3. Das M, Arora N, Poluru R, Seth A, Aggarwal A, Dubey A, et al. Pediatric Appropriate Evaluation Protocol for India (PAEP-India): Tool for Assessing Appropriateness of Pediatric Hospitalization. Indian Pediatr. 2018;55:1041-5.

4. Lahariya C. ‘Ayushman Bharat’ Program and Universal Health Coverage in India. Indian Pediatr. 2018;55:495-506.

5. Vaithianathan R, Lewis G. The NHS as an insurer. J Health Serv Res Policy. 2010;15:171-3.

6. Daniels N. Decisions about access to health care and accountability for reasonableness. J Urban Health. 1999;76:176-91.

7. Weiner AB, Conti RM, Eggener SE. National economic conditions and patient insurance status predict prostate cancer diagnosis rates and management decisions. J Urol. 2016;195:1383-9.

8. Duggal R. Private health insurance and access to healthcare. Indian J Med Ethics. 2011;8:28-30.

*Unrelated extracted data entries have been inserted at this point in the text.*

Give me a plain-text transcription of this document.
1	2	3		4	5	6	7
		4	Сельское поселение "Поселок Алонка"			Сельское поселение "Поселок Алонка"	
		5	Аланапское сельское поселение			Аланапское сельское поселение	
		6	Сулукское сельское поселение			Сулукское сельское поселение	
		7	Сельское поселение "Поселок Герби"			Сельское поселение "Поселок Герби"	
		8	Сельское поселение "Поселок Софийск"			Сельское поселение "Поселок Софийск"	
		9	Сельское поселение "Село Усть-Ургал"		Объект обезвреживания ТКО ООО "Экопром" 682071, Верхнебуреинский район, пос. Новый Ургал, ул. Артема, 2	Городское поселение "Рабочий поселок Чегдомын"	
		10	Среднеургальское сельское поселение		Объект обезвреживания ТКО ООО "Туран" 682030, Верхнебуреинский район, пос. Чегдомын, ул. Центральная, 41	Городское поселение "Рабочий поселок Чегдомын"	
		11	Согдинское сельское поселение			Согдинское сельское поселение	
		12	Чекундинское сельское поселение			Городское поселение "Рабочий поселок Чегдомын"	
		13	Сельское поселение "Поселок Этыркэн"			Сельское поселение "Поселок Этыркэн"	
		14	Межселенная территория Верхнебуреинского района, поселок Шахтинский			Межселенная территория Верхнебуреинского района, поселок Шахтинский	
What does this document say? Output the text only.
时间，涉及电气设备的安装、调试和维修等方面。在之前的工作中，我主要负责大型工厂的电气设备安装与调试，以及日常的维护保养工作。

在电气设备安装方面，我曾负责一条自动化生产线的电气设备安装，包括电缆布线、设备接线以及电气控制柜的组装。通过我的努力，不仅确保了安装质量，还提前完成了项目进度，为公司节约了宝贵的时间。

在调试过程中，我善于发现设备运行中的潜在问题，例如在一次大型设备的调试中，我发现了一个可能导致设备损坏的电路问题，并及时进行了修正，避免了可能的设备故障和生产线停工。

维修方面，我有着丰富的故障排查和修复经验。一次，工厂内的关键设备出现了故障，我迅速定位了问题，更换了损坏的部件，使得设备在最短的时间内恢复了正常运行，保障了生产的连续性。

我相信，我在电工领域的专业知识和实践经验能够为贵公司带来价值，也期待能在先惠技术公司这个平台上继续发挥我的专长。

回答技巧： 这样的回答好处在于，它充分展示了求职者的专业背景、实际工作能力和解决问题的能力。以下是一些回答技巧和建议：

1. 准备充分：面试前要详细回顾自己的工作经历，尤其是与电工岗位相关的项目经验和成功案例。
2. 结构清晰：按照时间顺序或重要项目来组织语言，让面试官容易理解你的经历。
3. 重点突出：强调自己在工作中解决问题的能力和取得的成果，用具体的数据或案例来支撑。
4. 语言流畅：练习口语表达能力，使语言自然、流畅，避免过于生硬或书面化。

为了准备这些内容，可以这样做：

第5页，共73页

9. Roy RN, Shrivastava P, Das DK, Saha I, Sarkar AP. Burden of hospitalized pediatric morbidity and utilization of beds in a tertiary care hospital of Kolkata, India. Indian J Comm Med. 2012;37:252.

10. Patel V, Parikh R, Nandraj S, Balasubramaniam P, Narayan K, Paul VK, et al. Assuring health coverage for all in India. Lancet. 2015;386:2422-35.

11. Vincitorio D, Chiaradia G, de Waure C, Kambale JM, La Torre G, Di Stanislao F. Appropriateness of admission and days of stay in pediatric hospital in Ancona, Italy. J Public Health. 2010;18:497-503.

12. Bianco A, Pileggi C, Trani F, Angelillo IF. Appropriateness of admissions and days of stay in pediatric wards of Italy. Pediatrics. 2003;112:124-8.